I've come across this relation numerous times, textbooks use it as if it is obvious. But I have never come across a proof or an intuitive explanation about why is it true.
It would be helpful if someone helps me with what exactly to refer to in order to understand this.
This follows from a fundamental posulate in quantum mechanics, that $\langle f \mid i \rangle$ is literally the probability amplitude that given the system is initially in the state $\mid i\rangle$, we find it in the state $\mid f\rangle$.
Since we are dealing with probability amplitudes, the probability for this process is then the square of this. That is, $$P_{i\rightarrow f}=\langle f \mid i \rangle ^2$$
Linear algrebra offers an intuitive explanation. Recall, that for two normalized vectors in $\mathbb R^2$, \begin{equation} \overline v = \begin{pmatrix} v_1 \\ v_2 \end{pmatrix}, \enspace \overline w = \begin{pmatrix} w_1 \\ w_2 \end{pmatrix} \end{equation} the inner product is related to the angle between the vectors $\overline v \cdot \overline w = \cos \theta$. Hence the inner product measures the similarity between $\overline v$ and $\overline w$. Alternatively, the inner product $\overline v\cdot \overline w$ expresses the projection of $\overline v$ onto $\overline w$.
This interpretation of the inner product is not restricted to $\mathbb R^2$ but generalizes to other vector spaces.
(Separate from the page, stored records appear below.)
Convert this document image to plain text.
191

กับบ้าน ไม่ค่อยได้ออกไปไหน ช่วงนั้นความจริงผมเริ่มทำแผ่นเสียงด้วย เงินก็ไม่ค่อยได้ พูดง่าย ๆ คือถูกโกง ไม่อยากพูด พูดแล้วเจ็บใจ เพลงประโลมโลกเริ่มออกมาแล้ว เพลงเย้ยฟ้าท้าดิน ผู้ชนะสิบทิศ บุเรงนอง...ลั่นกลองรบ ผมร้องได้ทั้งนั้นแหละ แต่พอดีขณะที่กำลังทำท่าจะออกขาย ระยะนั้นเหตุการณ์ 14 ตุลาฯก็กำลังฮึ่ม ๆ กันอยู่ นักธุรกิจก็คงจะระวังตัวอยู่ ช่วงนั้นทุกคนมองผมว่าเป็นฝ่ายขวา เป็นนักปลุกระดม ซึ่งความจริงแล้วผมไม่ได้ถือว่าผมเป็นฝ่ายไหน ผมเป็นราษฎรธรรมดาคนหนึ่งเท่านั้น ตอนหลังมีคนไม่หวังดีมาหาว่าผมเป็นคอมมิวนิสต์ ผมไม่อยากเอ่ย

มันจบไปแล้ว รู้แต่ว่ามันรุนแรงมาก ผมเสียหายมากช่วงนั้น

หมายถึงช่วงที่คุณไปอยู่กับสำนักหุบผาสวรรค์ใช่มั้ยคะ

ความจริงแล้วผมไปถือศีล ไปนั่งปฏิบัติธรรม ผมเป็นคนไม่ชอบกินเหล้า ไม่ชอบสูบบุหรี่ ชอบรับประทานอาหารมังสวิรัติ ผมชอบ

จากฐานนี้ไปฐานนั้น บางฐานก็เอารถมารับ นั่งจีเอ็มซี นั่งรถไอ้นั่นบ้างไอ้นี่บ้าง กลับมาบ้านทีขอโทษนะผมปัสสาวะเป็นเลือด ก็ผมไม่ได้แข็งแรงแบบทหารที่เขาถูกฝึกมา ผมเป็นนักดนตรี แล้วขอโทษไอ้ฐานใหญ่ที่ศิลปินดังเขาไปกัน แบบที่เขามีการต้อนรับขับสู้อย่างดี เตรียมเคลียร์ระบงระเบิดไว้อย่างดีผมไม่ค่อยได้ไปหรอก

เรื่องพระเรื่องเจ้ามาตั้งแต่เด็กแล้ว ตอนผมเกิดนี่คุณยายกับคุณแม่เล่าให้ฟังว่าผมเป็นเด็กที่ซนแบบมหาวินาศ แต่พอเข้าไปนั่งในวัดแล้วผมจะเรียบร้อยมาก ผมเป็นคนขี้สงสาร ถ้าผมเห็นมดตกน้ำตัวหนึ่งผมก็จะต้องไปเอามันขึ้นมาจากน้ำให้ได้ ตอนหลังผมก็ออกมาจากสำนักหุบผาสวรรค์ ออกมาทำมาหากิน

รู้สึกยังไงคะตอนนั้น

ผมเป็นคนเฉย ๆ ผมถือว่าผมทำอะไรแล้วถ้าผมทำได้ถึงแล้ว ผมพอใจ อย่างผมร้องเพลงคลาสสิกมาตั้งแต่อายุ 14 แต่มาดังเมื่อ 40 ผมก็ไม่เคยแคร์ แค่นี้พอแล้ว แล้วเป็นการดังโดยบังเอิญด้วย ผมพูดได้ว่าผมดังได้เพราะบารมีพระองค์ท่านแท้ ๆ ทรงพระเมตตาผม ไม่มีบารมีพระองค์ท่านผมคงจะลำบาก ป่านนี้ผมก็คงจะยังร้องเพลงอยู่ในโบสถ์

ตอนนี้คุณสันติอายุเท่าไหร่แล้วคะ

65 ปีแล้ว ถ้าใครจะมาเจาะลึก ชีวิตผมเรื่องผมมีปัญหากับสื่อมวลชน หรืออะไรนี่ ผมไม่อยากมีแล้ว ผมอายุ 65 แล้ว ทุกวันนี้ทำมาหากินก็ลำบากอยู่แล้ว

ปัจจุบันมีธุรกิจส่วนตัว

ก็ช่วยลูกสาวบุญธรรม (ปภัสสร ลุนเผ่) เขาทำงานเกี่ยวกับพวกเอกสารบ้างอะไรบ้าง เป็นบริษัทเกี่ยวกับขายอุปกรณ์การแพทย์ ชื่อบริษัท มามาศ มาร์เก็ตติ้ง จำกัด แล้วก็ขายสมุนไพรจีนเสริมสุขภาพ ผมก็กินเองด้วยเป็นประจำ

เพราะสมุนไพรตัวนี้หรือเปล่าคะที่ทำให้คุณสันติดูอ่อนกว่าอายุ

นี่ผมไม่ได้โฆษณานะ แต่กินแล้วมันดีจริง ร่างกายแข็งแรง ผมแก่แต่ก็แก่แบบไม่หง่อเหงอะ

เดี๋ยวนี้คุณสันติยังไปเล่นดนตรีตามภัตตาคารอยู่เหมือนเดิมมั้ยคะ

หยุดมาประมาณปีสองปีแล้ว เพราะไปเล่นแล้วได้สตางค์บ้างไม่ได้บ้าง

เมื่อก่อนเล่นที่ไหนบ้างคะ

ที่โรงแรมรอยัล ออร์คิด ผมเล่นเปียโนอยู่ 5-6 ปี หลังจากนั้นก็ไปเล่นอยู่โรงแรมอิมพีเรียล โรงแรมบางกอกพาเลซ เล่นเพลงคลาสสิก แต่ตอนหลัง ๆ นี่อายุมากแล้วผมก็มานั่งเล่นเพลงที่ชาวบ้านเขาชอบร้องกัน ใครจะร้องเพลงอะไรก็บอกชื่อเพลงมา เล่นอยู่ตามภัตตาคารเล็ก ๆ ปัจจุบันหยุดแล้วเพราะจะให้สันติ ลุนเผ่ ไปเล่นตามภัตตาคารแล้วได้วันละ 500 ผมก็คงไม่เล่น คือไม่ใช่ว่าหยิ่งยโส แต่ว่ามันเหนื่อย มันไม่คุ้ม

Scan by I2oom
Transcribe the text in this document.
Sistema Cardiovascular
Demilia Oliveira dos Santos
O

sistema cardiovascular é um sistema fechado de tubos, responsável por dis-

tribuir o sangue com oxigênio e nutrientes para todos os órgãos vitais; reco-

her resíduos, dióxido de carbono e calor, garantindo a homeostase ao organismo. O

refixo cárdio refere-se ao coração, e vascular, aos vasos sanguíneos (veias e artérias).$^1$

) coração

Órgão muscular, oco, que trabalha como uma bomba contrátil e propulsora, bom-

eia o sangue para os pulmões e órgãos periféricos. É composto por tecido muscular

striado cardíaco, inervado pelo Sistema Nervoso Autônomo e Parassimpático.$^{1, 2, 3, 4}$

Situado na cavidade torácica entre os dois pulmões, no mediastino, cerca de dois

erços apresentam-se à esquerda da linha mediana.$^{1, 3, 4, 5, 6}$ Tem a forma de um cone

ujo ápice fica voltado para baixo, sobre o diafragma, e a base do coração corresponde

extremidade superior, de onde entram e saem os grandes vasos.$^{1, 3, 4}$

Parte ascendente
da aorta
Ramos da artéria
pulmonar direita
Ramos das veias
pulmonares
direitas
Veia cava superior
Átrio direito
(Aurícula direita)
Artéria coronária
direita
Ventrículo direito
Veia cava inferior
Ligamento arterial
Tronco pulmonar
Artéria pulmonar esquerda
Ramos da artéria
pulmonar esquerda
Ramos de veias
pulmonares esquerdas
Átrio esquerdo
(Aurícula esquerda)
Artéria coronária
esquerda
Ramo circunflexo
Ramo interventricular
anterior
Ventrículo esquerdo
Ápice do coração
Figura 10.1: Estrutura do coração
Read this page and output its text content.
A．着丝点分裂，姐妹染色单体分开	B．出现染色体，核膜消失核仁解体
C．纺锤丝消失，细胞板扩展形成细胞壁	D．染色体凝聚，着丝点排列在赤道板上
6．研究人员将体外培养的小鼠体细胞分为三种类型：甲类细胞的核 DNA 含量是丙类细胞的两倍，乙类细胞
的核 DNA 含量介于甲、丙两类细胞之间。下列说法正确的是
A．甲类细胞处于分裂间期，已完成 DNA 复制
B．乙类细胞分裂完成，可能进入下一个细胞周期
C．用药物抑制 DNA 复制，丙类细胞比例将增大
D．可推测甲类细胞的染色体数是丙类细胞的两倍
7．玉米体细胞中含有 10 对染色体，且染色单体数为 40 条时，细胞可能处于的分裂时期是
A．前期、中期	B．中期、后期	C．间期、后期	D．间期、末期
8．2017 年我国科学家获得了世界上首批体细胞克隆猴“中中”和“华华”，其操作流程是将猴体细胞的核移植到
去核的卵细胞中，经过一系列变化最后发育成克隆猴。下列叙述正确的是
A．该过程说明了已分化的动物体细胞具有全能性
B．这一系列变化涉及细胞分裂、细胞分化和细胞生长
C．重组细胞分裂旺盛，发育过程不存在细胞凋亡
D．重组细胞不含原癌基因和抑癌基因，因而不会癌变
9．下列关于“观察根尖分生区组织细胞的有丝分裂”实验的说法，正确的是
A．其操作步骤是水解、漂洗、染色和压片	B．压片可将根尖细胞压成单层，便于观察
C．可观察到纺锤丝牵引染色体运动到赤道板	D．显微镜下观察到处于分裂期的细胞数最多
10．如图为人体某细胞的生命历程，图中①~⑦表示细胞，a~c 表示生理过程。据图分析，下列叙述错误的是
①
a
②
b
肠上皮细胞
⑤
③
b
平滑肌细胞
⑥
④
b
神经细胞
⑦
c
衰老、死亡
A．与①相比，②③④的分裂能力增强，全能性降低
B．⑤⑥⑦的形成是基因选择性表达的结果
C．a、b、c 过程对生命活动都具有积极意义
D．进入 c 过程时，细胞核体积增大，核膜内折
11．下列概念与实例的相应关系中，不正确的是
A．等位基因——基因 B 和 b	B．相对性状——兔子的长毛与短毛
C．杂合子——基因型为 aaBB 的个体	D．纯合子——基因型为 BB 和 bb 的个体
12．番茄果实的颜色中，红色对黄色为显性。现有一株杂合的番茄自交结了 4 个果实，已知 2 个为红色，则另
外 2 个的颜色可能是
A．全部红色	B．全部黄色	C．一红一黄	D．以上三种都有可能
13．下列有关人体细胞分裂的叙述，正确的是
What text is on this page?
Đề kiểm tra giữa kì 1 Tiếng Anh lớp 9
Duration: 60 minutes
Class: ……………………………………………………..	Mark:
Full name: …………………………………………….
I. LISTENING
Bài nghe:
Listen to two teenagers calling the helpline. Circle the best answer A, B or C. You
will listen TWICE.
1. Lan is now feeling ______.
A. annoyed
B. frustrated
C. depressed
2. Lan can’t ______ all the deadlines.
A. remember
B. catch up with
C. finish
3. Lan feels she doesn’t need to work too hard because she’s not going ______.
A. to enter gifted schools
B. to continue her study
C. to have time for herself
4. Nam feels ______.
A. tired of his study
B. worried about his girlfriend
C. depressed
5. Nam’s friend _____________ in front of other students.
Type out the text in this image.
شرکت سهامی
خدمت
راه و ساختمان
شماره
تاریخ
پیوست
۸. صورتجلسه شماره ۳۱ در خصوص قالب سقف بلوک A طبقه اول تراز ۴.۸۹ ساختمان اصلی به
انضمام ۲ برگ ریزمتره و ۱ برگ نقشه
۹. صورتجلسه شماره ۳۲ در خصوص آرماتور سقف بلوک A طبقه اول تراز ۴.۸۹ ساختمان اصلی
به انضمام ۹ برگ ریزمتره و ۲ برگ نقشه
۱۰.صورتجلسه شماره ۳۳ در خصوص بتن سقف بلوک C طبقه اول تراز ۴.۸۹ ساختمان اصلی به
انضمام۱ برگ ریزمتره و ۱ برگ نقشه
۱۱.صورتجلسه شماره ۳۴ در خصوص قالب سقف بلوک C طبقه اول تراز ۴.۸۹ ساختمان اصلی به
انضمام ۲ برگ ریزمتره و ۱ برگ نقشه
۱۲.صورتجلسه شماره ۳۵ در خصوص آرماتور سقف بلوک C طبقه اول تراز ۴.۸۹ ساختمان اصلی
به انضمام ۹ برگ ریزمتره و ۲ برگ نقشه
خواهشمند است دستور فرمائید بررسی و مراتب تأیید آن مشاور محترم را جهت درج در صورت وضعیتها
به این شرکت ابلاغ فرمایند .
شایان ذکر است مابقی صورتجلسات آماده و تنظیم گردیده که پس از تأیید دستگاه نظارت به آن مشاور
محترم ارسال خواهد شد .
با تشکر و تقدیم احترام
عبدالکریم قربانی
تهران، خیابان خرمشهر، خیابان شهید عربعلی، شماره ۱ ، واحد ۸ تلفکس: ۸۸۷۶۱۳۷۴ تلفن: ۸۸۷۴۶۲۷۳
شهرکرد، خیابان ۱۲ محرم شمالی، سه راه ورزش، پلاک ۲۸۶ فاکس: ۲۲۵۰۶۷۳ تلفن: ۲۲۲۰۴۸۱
In quantum mechanics a physical state is described by a state vector $| i \rangle$ which lives in some abstract Hilbert space $\mathcal H$. Again, we should interpret the inner product $\langle i|f\rangle$ as measuring the similarity between $|i\rangle$ and $|f\rangle$. Thus, it seems very natural that $|\langle i|f\rangle|^2$ is the probability of finding $|i\rangle$ in the state $|f\rangle$.
While the explanation is by no means a rigorous proof, I find this intuition very useful. I hope it helps you understand the topic.